The conference, in Spain, precedes the United Nations conference in Bali next month, where delegates are expected to map out a plan for global greenhouse gas reduction that will follow the Kyoto Protocol's expiration in 2012.
This is the fourth report by the IPCC, and it is more detailed and authoritative than any before. But, as Andrew Revkin, the New York Times reporter, pointed out in his blog, the details have changed but the underlying issue has not: It's the world's choice to act, or not.
"... the central question remains largely as it was posed ... 19 years ago: Will the worlds leaders and citizens act on the basis of this building picture of a world sent into environmental flux by human actions," he writes, "or choose to wait for some future round of research to clarify things a bit more?"

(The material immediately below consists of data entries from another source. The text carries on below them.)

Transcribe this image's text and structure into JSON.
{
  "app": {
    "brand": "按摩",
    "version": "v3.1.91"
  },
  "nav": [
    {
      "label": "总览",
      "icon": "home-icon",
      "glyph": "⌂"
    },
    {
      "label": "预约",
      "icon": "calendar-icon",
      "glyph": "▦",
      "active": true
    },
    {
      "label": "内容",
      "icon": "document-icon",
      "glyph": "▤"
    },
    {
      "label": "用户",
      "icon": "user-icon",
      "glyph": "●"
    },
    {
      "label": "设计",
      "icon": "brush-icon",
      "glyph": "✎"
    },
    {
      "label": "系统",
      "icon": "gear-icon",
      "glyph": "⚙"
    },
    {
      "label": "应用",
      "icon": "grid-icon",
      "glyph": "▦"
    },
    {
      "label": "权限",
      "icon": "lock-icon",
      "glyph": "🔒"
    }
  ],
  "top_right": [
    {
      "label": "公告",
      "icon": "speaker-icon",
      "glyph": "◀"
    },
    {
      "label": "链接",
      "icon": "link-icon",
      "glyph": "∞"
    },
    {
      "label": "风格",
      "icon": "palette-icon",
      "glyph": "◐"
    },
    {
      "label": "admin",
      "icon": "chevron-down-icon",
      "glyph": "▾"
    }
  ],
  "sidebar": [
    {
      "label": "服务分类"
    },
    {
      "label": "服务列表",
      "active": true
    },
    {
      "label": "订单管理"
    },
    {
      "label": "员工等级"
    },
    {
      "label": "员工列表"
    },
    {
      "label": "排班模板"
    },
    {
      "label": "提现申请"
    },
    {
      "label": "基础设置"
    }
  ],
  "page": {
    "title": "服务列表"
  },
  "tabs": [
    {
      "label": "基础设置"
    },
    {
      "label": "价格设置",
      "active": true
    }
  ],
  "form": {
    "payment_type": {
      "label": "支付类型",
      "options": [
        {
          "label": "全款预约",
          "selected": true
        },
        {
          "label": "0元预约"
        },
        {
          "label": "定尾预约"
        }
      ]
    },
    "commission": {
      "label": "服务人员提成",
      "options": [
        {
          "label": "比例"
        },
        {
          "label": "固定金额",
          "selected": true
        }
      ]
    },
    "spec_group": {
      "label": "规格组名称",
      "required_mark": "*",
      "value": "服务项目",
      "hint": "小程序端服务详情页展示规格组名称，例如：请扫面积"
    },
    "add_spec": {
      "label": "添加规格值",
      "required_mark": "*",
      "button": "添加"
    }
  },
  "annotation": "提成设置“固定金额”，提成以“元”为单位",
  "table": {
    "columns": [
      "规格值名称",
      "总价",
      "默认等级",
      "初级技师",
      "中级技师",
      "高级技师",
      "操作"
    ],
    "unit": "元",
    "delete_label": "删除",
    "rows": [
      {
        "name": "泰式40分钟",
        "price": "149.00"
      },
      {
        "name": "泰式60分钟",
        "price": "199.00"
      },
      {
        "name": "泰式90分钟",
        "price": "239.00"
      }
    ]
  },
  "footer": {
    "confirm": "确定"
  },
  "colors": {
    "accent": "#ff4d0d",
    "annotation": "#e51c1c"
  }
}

Meanwhile, in Bangladesh, the massive cyclone that has killed at least 1,100 is a reminder of how pressing the task is. While the tropical cyclone (a.k.a. hurricane) can't be said to have been caused by climate change, scientists have warned that Bangladesh is among the most vulnerable nations to the effects of a changing climate. As sea levels rise and floods become more frequent and extreme, low-lying nations like populous Bangladesh will see more natural catastrophes, more humanitarian crises and more political instability.
The IPCC report is just a piece of paper, but its findings and prescription for action ought to be read with an eye on the devastation in Bangladesh. Both speak clearly of the imperative to act decisively on the global problem.